Ventriculoperitoneal (VP) shunt implantation is the standard treatment for patients suffering hydrocephalus, a condition of excess accumulation of cerebrospinal fluid (CSF) in the liquor space. The main reason for hydrocephalus is an obstruction of normal CSF flow, which makes it a life-threatening neurological disorder [1]. First symptoms are heterogeneous and include dementia, incontinence and reduced vigilance. Subsequently, it can cause severe damage to the brain within a short period of time by secondary hemorrhage, infection, trauma or stroke.
The VP shunt placement is a simple and effective neurosurgical procedure, which came up in 1960 as a novel treatment approach [2]. The shunt system allows drainage of excess CSF to regulate intracranial pressure by absorption of the fluid in the abdomen. Shunt implantation was first performed using thin elastic tubes, which subcutaneously extend to the abdomen. The shunt systems are equipped with a pump reservoir and a valve in order to allow flow control and prevent reflux. Once a patient has a shunt system implanted, he/she remains dependent on the system for lifetime.
In case patients with a VP shunt system present with acute symptoms of hydrocephalus in an acute setting, occlusion of the VP shunt system has to be excluded in order to plan further clinical treatment, potentially leading to surgical revision of the VP shunt system. The evaluation of the patient requires high clinical expertise, as acute symptoms are unspecific, including headache and vomiting. The diagnosis of shunt obstruction and the localization of the obstruction site are still lacking adequate mechanical instrumentation. Upon hospital admission, patients showing clinical signs of shunt obstruction undergo investigations using ionizing radiation, invasive tests and open surgical examination, bearing several risks including the danger of possible brain damage. In the first year following implantation, up to 40% of patients need repeated surgery, and 10% additionally will undergo surgery annually after the first year [3]. Possible reasons for shunt obstruction include improper shunt placement, disconnection of shunt segments, breakage of the shunt catheter as well as infection, component malfunction and accumulation of cellular materials mainly in the ventricular catheter portion.
The clinical evaluation in patients with symptoms of shunt obstruction is frustrating for clinicians in the acute setting, as there are no feasible tests available. Neurosurgeons routinely apply pressure on the silicon membrane of the pump reservoir, which is an integral part of the shunt system distally to the ventricular part and proximal to the peritoneal part of the shunt system. Simultaneously, the distal end of the catheter is obstructed by manual pressure in a subcutaneous localization. Upon release of the pressure, the reservoir of the system refills in an antegrade manner, which should be visible as the silicon membrane of the pump reservoir causes a small pouch on the skin level. However, this clinical evaluation does not allow any conclusion on the localization of the obstruction.

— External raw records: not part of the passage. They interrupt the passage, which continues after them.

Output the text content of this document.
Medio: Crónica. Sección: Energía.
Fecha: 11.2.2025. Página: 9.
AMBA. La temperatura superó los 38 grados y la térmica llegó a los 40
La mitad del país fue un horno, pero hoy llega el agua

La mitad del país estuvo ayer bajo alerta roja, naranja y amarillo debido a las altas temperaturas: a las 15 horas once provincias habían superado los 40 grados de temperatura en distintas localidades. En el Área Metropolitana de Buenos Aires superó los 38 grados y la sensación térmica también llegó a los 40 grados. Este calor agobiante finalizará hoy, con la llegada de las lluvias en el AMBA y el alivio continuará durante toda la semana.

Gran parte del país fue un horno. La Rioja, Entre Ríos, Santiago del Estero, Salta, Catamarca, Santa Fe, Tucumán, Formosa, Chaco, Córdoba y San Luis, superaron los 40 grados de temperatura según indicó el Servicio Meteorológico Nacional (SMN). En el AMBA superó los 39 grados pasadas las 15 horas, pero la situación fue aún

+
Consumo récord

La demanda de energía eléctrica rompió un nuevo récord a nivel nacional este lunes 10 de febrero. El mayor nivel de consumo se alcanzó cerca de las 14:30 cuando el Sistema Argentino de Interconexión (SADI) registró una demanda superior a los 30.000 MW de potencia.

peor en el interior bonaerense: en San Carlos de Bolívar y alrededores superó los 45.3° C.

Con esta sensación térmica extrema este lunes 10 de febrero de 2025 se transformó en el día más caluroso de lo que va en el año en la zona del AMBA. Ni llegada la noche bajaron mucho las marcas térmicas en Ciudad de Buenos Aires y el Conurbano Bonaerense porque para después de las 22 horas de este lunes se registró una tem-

Ultrasound (US) is an attractive imaging approach in this setting, as it is readily available, not time consuming and can be performed in different locations according to the course of the CSF shunt system. The tubing of CSF shunt systems typically has a lumen diameter of 1 mm and is made of silicone rubber, which is a transparent layer for US, while the inner surface of the shunt systems is not completely smooth, causing disruptions of a potentially laminar flow system [4, 5]. Due to the low flow rates that result from the small diameter of CSF shunt systems and large flow fluctuations, conventional Doppler US systems have a limited sensitivity to detect flow within the catheter, especially as CSF is a clear colorless fluid, which consists of water to 99%. The shunt systems are reported to allow very low flow rates in combination with a high variability of these flow rates in correlation to patient positioning. Drake et al. reported flow rates in CSF shunt systems between 3 and 40 ml/h [6], corresponding to 0.05 ml/min and 0,7 ml/min. In accordance, Kadowaki et al. published data with a physiologic flow rate between 0.01 and 0.1 ml/min [7]. From a technical point of view, modern shunt systems offer programmable, hydrostatic and flow-controlled walves as well as anti-siphon devices to prevent unphysiological flow rates, when vertical body position is taken. In vertical body position, the flow rates observed reach from 93 to 232 ml/h, corresponding to 1.5 to 3.9 ml/min respectively [8].
Superb microvascular imaging (SMI) is a novel US imaging technique allowing the visualization of low velocity blood flow in small vessels. The essential technical aspect of this new US procedure is based on the fact that noise generated from motion artifacts can be suppressed. The images contain a monochrome colour map of blood flow, which is registered onto the B-mode image. We therefore wanted to evaluate the technical feasibility of SMI US visualizing patent flow in VP shunt systems simulating physiologic flow rates in a phantom model.